Judge cuts bail for Hollywood producer charged in sexual assault of four women
A Santa Barbara County judge reduced the bail for a Hollywood producer accused of raping four women from $3 million to $1 million Tuesday, after his lawyer argued he knew of some of the allegations for many years but never fled.
David Guillod, 53, did not enter a plea during the hearing in a Santa Barbara court to charges that include 11 felony counts of rape, kidnap to commit rape and rape of a drugged victim in connection with four alleged attacks in May 2012, December 2014 and January 2015.
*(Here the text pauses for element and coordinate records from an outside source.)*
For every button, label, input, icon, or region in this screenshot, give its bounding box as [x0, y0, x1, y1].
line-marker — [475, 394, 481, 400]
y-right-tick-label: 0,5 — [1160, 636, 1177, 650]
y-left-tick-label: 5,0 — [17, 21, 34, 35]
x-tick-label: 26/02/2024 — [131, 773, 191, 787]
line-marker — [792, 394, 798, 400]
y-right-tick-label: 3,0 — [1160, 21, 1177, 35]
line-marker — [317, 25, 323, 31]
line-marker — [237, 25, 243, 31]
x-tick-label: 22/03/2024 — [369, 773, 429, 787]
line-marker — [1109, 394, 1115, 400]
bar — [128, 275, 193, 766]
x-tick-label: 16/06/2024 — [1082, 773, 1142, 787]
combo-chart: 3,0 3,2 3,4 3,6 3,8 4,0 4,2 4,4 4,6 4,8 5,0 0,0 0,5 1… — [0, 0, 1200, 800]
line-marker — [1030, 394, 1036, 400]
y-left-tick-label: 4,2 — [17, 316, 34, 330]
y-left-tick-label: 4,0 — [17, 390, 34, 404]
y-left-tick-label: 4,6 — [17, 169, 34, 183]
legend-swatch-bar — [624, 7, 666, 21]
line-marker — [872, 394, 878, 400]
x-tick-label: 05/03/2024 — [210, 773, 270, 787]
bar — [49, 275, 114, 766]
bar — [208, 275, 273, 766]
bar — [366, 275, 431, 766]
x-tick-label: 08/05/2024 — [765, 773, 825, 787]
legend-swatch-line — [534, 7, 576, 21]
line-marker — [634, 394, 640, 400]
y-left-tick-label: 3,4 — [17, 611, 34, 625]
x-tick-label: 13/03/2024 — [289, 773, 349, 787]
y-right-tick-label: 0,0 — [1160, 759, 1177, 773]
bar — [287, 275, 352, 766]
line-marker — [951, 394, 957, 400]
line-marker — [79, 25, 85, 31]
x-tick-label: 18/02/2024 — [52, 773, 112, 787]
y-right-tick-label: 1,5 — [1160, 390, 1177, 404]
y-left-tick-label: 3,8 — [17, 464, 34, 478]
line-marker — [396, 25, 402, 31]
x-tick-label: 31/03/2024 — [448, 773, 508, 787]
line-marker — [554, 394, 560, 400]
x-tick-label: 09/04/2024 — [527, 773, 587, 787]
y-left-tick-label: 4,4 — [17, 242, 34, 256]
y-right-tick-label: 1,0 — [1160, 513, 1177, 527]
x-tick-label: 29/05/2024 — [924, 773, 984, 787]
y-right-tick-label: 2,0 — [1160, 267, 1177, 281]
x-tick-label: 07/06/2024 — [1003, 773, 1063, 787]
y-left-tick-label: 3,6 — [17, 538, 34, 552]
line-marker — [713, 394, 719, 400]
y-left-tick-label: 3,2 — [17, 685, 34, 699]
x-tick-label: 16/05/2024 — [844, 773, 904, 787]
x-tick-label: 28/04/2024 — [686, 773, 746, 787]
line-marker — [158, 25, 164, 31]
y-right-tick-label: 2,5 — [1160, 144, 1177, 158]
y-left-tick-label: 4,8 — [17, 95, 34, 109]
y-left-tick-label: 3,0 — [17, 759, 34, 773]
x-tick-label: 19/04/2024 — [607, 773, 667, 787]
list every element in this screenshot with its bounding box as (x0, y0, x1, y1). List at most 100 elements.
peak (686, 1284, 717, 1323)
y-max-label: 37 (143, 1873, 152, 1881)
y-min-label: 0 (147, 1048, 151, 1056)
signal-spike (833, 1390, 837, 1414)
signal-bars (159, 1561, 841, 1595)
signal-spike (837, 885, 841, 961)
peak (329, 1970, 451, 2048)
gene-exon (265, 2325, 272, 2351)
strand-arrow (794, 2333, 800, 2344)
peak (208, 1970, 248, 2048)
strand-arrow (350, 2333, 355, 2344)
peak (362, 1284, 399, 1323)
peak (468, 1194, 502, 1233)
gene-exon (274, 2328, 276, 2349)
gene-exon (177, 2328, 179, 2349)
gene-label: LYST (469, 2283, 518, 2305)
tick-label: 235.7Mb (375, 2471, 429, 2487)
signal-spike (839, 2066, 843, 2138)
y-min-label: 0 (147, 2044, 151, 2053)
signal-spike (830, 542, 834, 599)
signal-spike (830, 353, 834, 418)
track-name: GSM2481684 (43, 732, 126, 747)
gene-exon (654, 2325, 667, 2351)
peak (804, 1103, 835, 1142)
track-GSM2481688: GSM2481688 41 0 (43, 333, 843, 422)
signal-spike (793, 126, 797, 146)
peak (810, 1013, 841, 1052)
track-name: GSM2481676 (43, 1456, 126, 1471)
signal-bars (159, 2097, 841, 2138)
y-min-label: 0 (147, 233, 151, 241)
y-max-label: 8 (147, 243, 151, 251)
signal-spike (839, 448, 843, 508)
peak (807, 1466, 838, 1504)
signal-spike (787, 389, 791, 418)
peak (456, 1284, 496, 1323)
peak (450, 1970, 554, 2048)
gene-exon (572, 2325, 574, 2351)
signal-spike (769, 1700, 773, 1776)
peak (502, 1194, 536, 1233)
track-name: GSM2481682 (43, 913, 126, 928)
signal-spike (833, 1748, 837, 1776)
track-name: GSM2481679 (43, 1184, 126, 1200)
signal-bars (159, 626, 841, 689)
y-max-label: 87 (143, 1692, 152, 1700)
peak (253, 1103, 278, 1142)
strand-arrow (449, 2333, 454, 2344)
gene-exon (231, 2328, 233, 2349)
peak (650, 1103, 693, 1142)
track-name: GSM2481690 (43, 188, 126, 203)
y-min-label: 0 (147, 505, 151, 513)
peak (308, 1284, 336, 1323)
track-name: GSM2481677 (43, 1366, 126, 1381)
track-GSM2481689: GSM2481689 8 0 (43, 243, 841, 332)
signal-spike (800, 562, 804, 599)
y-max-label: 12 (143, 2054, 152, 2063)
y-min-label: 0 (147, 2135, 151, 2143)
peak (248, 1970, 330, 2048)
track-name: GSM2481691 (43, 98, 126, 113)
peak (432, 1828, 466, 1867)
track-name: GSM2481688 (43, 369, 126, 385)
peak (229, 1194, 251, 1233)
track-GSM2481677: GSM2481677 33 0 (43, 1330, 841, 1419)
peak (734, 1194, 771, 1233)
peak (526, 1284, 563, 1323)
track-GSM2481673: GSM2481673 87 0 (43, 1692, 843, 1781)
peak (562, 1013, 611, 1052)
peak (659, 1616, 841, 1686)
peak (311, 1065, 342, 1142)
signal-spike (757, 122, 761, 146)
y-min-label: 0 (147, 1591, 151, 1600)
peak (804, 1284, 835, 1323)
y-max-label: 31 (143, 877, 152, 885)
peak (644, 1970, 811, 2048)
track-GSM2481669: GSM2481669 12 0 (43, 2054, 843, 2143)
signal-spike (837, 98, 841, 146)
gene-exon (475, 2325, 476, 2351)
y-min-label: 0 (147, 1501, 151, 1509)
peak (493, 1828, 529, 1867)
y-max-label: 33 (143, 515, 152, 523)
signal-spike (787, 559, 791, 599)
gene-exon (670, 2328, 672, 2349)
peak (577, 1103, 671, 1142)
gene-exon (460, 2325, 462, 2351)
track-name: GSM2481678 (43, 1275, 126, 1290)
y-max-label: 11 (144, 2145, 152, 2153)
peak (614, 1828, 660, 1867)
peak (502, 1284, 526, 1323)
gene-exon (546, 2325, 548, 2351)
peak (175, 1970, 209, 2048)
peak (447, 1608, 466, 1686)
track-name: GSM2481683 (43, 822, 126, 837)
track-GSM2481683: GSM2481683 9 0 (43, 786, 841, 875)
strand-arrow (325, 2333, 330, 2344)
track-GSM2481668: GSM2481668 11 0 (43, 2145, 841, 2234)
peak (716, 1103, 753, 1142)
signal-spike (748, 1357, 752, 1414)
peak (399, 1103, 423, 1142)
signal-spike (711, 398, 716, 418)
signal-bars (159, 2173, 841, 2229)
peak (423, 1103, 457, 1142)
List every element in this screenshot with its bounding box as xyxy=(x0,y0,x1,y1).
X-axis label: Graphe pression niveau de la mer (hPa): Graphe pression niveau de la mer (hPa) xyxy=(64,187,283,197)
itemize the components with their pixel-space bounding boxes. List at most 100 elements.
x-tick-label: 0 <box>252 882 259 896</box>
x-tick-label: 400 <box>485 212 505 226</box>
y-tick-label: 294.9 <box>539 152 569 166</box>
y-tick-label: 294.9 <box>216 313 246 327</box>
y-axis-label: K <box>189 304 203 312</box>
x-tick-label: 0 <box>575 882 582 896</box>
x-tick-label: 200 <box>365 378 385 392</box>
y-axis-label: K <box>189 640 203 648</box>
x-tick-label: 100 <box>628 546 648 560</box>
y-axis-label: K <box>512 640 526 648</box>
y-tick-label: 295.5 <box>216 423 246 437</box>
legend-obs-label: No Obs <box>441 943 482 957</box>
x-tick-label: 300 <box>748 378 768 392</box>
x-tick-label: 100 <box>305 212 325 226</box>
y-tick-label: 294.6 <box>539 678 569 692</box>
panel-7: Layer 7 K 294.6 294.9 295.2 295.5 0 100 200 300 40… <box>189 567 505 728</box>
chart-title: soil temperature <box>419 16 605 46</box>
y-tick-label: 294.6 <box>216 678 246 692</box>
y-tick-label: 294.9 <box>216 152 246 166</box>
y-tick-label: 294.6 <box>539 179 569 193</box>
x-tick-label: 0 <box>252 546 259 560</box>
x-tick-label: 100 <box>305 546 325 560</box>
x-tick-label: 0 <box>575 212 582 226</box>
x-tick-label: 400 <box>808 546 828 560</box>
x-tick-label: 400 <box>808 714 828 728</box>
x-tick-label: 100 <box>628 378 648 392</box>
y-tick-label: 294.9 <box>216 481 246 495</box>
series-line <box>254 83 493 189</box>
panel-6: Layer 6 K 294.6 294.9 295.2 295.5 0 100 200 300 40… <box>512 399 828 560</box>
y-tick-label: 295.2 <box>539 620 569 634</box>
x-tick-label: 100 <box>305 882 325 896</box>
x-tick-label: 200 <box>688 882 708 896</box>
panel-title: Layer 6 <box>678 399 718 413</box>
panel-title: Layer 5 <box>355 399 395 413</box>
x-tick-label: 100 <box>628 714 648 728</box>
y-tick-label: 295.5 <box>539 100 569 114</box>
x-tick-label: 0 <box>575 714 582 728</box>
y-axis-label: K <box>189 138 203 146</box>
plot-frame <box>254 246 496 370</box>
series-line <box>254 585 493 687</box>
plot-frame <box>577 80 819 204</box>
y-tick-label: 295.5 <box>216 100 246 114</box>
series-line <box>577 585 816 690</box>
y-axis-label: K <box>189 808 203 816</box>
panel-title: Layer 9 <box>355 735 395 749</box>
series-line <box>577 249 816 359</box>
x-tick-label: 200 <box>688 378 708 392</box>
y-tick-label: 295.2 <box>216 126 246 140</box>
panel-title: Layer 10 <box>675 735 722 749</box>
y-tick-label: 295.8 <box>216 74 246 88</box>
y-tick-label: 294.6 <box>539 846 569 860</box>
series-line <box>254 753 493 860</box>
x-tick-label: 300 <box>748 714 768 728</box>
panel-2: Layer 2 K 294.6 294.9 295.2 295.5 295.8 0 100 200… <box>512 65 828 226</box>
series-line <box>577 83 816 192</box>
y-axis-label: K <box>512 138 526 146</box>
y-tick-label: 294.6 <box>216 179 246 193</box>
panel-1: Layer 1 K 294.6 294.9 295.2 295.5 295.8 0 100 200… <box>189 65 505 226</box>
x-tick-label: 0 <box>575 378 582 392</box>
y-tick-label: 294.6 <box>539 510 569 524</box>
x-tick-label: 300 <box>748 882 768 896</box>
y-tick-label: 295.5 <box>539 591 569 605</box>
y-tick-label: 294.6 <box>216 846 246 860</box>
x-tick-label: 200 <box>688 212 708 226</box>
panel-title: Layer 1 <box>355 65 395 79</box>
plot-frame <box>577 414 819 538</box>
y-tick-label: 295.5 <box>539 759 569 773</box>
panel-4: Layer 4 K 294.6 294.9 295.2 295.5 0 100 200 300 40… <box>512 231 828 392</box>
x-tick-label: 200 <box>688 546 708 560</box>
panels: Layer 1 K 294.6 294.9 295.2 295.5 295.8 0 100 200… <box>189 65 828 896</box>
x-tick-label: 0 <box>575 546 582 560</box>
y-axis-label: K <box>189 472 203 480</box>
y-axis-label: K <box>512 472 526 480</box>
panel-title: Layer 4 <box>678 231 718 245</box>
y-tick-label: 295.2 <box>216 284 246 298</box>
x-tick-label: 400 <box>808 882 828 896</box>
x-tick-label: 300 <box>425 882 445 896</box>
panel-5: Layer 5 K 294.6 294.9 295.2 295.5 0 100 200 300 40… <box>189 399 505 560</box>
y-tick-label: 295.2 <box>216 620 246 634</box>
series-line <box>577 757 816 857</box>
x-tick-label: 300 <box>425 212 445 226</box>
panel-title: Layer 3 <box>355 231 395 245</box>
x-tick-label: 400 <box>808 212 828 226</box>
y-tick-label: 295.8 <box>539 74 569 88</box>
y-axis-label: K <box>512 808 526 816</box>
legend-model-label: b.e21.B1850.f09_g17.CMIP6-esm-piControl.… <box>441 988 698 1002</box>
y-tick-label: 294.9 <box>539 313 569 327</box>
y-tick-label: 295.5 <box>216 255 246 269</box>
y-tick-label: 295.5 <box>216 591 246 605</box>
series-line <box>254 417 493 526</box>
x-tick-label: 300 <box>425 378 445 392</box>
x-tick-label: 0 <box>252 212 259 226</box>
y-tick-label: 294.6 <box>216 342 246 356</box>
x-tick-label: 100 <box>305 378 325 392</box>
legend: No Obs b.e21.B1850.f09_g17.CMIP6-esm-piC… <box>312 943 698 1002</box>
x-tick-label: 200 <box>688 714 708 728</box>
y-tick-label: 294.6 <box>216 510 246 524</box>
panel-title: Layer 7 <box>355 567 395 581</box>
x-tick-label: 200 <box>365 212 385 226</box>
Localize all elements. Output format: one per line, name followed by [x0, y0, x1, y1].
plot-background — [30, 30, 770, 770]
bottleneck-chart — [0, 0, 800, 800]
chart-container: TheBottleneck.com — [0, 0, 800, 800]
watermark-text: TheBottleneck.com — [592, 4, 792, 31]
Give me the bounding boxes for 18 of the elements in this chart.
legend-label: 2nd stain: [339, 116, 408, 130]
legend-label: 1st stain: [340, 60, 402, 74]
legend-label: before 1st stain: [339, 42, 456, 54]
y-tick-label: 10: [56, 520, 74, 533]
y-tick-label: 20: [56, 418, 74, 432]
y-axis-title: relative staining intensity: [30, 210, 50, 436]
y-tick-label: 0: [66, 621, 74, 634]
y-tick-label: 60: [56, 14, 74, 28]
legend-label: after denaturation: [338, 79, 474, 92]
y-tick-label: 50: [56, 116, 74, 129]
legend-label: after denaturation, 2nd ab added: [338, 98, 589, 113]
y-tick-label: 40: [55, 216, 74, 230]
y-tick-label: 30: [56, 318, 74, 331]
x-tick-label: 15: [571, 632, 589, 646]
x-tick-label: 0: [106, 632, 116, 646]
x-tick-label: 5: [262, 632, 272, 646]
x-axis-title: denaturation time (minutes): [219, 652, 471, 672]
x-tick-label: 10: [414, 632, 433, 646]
Philip Cohen, Guillod’s lawyer, argued in a motion that prosecutors initially filed charges on June 12 with an arrest warrant of $1 million but upped the bail to $3 million when the producer and talent manager surrendered to detectives at Santa Barbara County Sheriff’s headquarters Monday. His legal team said Guillod would post the $1 million bond.
The producer of the movies “Atomic Blonde” and Netflix’s “Extraction” ran Primary Wave Entertainment, a talent agency, until 2017, when actress Jessica Barth, a leading voice in the #MeToo movement, accused him of drugging and sexually assaulting her five years before.
On Tuesday, actress and former client Heather Graham took to Twitter to voice her support for Barth. “David Guillod use to be my agent. I believe Jessica Barth.”
Guillod, of Sherman Oaks, is charged with sexually assaulting a woman in Los Angeles in May 2012. He is also accused of raping an employee for a management firm he operated during a December 2014 wine country retreat in Santa Barbara County. The woman received a $60,000 payment and was required to sign a nondisclosure agreement before leaving the company, according to sources familiar with the allegations.
She, however, reported Guillod’s alleged attack to Los Angeles police in 2017 after other women reported being sexually assaulted by him.
Guillod’s third and fourth alleged attacks, in January 2015, involve a woman from Santa Barbara County and one from Los Angeles County, according to sources. Authorities did not identify the women who said Guillod attacked them.
“For the past eight years, Mr. Guillod has denied these allegations, and for the past eight years, Mr. Guillod has fully cooperated with all aspects of law enforcement’s investigation. We find the unification of the cases filed through the Santa Barbara D.A.’s office and the timing suspicious,” Cohen, Guillod’s attorney, said in a statement.
Among the claims Cohen made was that DNA has come back negative in the Los Angeles case; witnesses have come forward in support of Guillod’s account of events; and numerous text messages and emails obtained by the defense tell a story very different than that which is being alleged. His lawyer said that Guillod has passed five independent polygraph examinations. Such tests are not usable in criminal courts.
The Los Angeles County district attorney’s office said in a statement it has been working closely with law enforcement and prosecutors in Santa Barbara County on the investigation since March 2018.
Guillod’s next court appearance is scheduled for June 30 in Santa Maria.